Monday, July 02, 2007

Family Values

Read Luke 9:57-62

If I were to ask how many people reading this blog come from “normal” families, I would not be surprised if very few said they did. I for one, have two dads and 5 moms. I would also not be surprised if, though all of us may express ambivalence about the health of our familial relationships, few of us would deny their importance in our lives.

So it is jarring to hear Jesus’ harsh words about family. “Let the dead bury the dead,” he says to the wannabe follower who first want to attend to his father’s funeral.

When his own family came to see him and he said, “My brothers and my mother are those who do the will of God.” he seems to have been irritated at their interruption of his ministry, almost as if he was telling them to get in the queue.

His most startling comment of course is this one: “Whoever comes to me and does not hate father and mother, wife and children, brothers and sisters, yes, and even life itself, cannot be my disciple.”

Far from being the advocate of family values, Jesus is the very antithesis.

I am indebted to Sarah and S. Scott Bartchy for helping me understand Jesus words.

In first century Mediterranean cultures, patriarchy was the dominating paradigm. In fact, in Roman culture, fathers held the power of life and death over their children. While fathers seldom used it, it was none-the-less a right of a father to execute his child. Women and children were completely subservient to the father of the house.

Both sons and daughters were under their father’s control as long as their father lived. This included all one’s major life decisions, like work, marriage and so on. A father could even order his child to divorce his/her spouse.

This power of the fathers was central to Roman society and even the Emperor was called Father. Power was exercised through fathers. This patriarchal system was present in varying degrees and expressions throughout the Mediterranean.

Patriarchy is not just a system that oppresses women and in the ancient Roman world this was especially true. Domination was the means by which men advanced in society. They learnt to dominate in their homes and exercised the lessons learnt there in the broader society in which they operated. Men, while benefiting from the system, were also victims of it. Roman society, and most Mediterranean cultures of the time were highly stratified and hierarchical.

When the young man who wants to follow Jesus says he first needs to bury his father, he is not talking about an imminent funeral. Rather he is saying, first let me see to my duties as a son, for I will only be able to follow you when my father has died and I am no longer under his control.

Jesus words, therefore are not necessarily an attack on families as such, but rather an attack on patriarchy.

Read Mark 10:28-31

Notice that “fathers” are left out of the second list. Jesus’ ideal society will not have fathers. He calls us out of a society in which power is exercised unjustly through the system of patriarchy. The new society cannot therefore continue to have such a system.

Matthew 23:9 (NRSV): "Call no man father on earth, for you have one Father--the one in heaven."

So, is Jesus anti-fathers? Surely not. He was a carpenter by the time he started his ministry and the only place he would have learnt this trade was from his own father as an apprentice. There must have at least some affection for his own dad. If Jesus had been anti-fathers, he would have had a hard time painting so convincing an image of God as Father if his own relationship with his father had been less than amicable.

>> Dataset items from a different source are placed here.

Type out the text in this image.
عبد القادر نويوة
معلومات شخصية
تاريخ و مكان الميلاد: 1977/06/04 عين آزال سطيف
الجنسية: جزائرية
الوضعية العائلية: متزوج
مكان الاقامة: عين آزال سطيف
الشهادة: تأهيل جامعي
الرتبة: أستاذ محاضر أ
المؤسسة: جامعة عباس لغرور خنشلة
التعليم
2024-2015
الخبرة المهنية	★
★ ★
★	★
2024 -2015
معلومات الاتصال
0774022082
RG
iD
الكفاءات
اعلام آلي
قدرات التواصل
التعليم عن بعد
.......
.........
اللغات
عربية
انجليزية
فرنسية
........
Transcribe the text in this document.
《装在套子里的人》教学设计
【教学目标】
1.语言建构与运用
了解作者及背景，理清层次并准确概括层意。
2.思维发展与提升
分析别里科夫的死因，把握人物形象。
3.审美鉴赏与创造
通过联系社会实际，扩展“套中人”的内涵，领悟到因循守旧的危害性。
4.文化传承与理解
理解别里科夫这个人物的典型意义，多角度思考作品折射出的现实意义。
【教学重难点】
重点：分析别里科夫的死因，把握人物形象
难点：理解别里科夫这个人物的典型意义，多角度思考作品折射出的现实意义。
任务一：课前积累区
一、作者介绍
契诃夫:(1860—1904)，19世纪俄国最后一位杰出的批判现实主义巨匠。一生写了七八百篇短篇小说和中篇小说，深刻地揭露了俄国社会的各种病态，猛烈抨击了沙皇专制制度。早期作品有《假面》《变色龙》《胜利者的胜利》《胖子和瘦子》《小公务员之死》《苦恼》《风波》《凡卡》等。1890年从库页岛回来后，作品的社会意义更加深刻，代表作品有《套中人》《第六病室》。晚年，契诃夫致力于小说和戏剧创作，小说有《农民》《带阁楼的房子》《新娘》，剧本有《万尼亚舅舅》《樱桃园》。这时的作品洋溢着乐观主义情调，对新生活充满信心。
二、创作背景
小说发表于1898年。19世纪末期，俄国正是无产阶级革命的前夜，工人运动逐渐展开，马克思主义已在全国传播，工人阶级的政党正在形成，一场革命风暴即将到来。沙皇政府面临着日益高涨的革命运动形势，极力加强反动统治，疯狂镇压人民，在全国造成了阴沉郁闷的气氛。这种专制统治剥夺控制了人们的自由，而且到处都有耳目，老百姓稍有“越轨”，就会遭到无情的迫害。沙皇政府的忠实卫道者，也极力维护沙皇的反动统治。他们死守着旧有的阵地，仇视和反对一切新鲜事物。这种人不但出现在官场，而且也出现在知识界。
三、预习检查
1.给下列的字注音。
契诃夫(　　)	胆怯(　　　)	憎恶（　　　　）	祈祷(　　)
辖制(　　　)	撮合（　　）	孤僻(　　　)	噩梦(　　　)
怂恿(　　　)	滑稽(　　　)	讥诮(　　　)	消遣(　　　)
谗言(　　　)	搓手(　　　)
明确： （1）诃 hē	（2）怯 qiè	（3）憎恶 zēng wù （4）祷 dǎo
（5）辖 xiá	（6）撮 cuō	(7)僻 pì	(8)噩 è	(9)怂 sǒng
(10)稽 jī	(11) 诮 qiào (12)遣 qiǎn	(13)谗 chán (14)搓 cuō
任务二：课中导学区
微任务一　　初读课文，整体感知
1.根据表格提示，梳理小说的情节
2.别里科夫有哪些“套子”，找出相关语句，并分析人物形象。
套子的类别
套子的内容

In his prayer, the first two words describe the incredible intimacy he enjoyed with God, imagined as a paternal relationship: “Our Father…” (in Hebrew: “Daddy). But more than intimacy these words echo Jesus’ political attack on patriarchy. Our allegiance must be to one Father and no earthly system of domination exercised through fathers. Jesus opposed every form of injustice and was particularly careful about his relationships with women, such that he scandalized Jewish society.

What then is the appropriate relational attitude for Jesus followerstowards their own families?

Firstly, we recall that all people become our brothers and sisters by virtue of our common friendship and familial adoption into Jesus’ family. Every stranger is also family. And as much a family member as any blood relation.

Secondly, we are freed from duty in our relationships with family. We no longer have to relate to our family because society expects it of us. If our families are unhappy with the Jesus-choices we make, it is our allegiance to Jesus that comes first.

On the other hand, we are freed to love our family members. Jesus loves them and so we are called to love them. We are freed from duty, freed to genuinely love (rather than pretend). That means, that even those family members we do not get on with, we are called to love. We are called to love our enemies, even if they happen to be family members.

Far from giving us an excuse to dismiss our families as no longer important in the Kingdom, Jesus words remind us that our families become the place it is often the hardest to love as Jesus loves. For many of us, we would rather do the minimum, do our duty; do that which is expected of us. Jesus wants us to love generously, as much as he loves.

Family relationships surely must remain important in our discipleship, even if this importance is placed in a new, broader context of familial loyalty to all God's children.